Pendant que ces événements s'expliquent, nous retournerons à Gromiline, et nous ferons une visite à Mme Papofski.
XV
LA LAITIERE ET LE POT AU LAIT
Après le départ de son oncle, Mme Papofski se sentit saisie d'une joie folle.
«Ils sont bien réellement partis! se disait-elle. Je reste souveraine maîtresse de Gromiline et de toutes les terres de mon oncle. Je tirerai le plus d'argent possible de ces misérables paysans, paresseux et ivrognes, et de ces coquins d'intendants, voleurs et menteurs. J'ai soixante mille roubles de revenu à moi; mais six cent mille! Voilà une fortune qui m'aidera à augmenter la mienne! D'abord j'enverrai le moins d'argent possible à mon oncle, s'il m'en demande... peut-être pas du tout, puisqu'il m'a dit qu'il avait gardé les capitaux pour ses favoris Dabrovine et Dérigny. Je ferai fouetter tous les paysans pour leur faire augmenter leur abrock [5] de dix roubles à cent roubles. Je vendrai tous les dvarovoï [6] les hommes, les femmes, les enfants; mon oncle en a des quantités; je les vendrai tous, excepté peut-être quelques enfants que je garderai pour amuser les miens. Il faut bien que mes garçons apprennent à fouetter eux-mêmes leurs gens; ces enfants serviront à cela. Quand on fait fouetter, on est si souvent trompé! Entre amis et parents, ils se ménagent! Vous croyez votre homme puni; pas du tout! à peine s'il a la peau rouge! C'est mon mari qui savait faire fouetter! Quand il s'y mettait, le fouetté sortait d'entre ses mains comme une écrevisse... Mon oncle gâtait ses gens; il faut que je remette tout cela en ordre... Ce Vassili! il se repentira de n'avoir pas obéi à mes volontés en cachette de mon oncle_.. Commençons par lui... Vassili! Vassili!... Où est-il? Mashka, va me chercher cet animal de Vassili qui ne vient pas quand je l'appelle.»

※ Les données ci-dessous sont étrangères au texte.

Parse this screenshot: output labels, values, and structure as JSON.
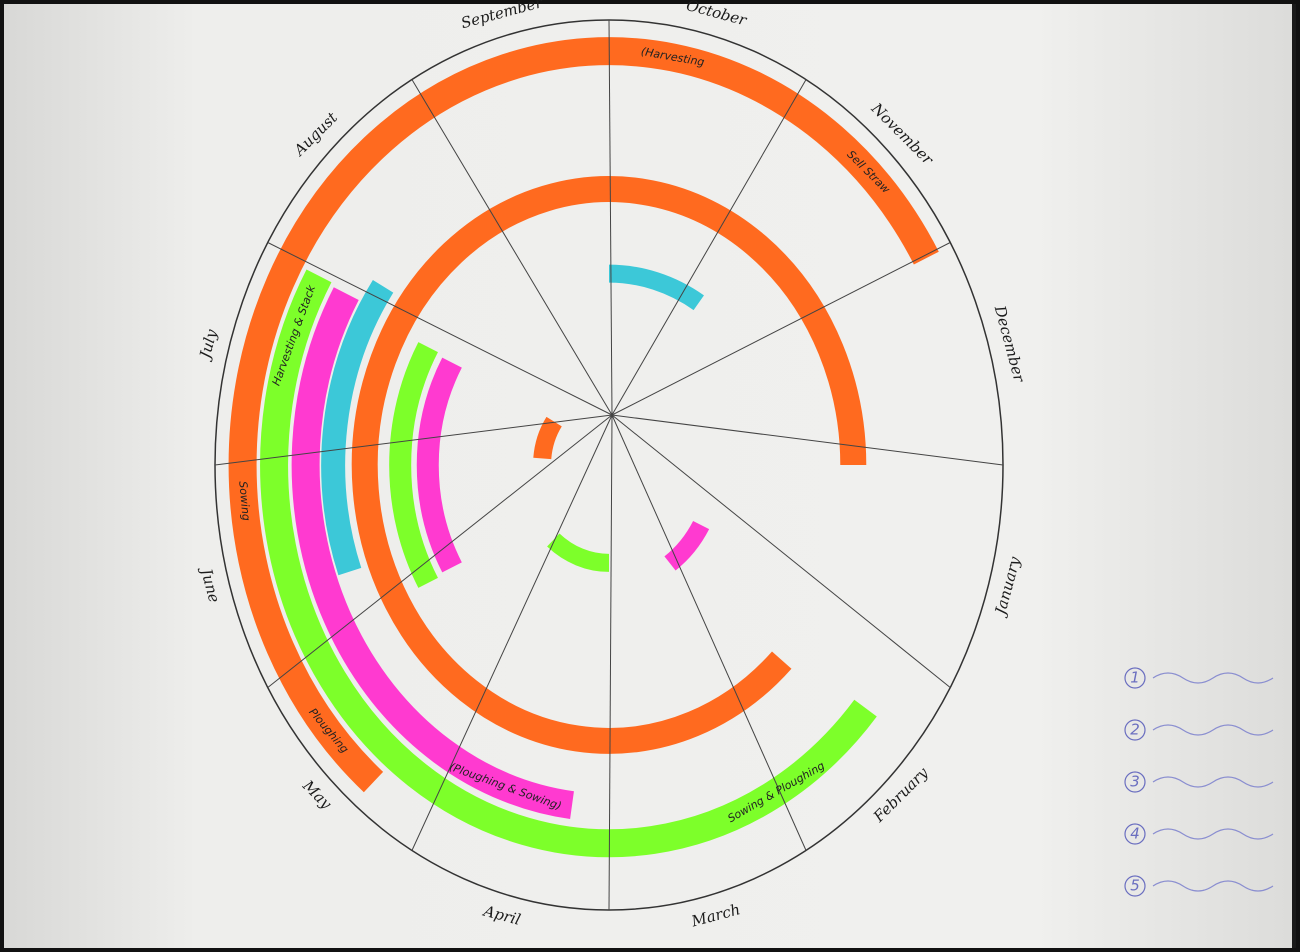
{
  "title_months": [
    "September",
    "October",
    "November",
    "December",
    "January",
    "February",
    "March",
    "April",
    "May",
    "June",
    "July",
    "August"
  ],
  "activities": [
    "(Harvesting",
    "Sell Straw",
    "Sowing",
    "Ploughing",
    "(Ploughing & Sowing)",
    "Sowing & Ploughing",
    "Harvesting & Stack"
  ],
  "legend": [
    "1",
    "2",
    "3",
    "4",
    "5"
  ]
}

Note 5:[ (retour) ] Redevance ou fermage que payent les paysans quand on leur abandonne la culture des terres.
Note 6:[ (retour) ] Les dvarovoï sont les paysans qui ont été attachés au service particulier des maîtres. Leurs familles ont à jamais le privilège de ne plus travailler la terre et d'être nourries et logées par le maître.
La pauvre fille courut à toutes jambes chercher Vassili, et revint tremblante dire à sa maîtresse que Vassili était sorti et qu'on ne le retrouvait pas. Les yeux de Mme Papofski flamboyaient.
«Sorti! sorti sans ma permission! Mais c'est impossible! Tu es une sotte! tu as mal cherché! Cours vite, et si tu ne me le ramènes pas, prends garde à ta peau.»
La malheureuse Mashka courut encore de tous côtés, et, n'osant revenir seule, elle ramena Nikita, le maître d'hôtel.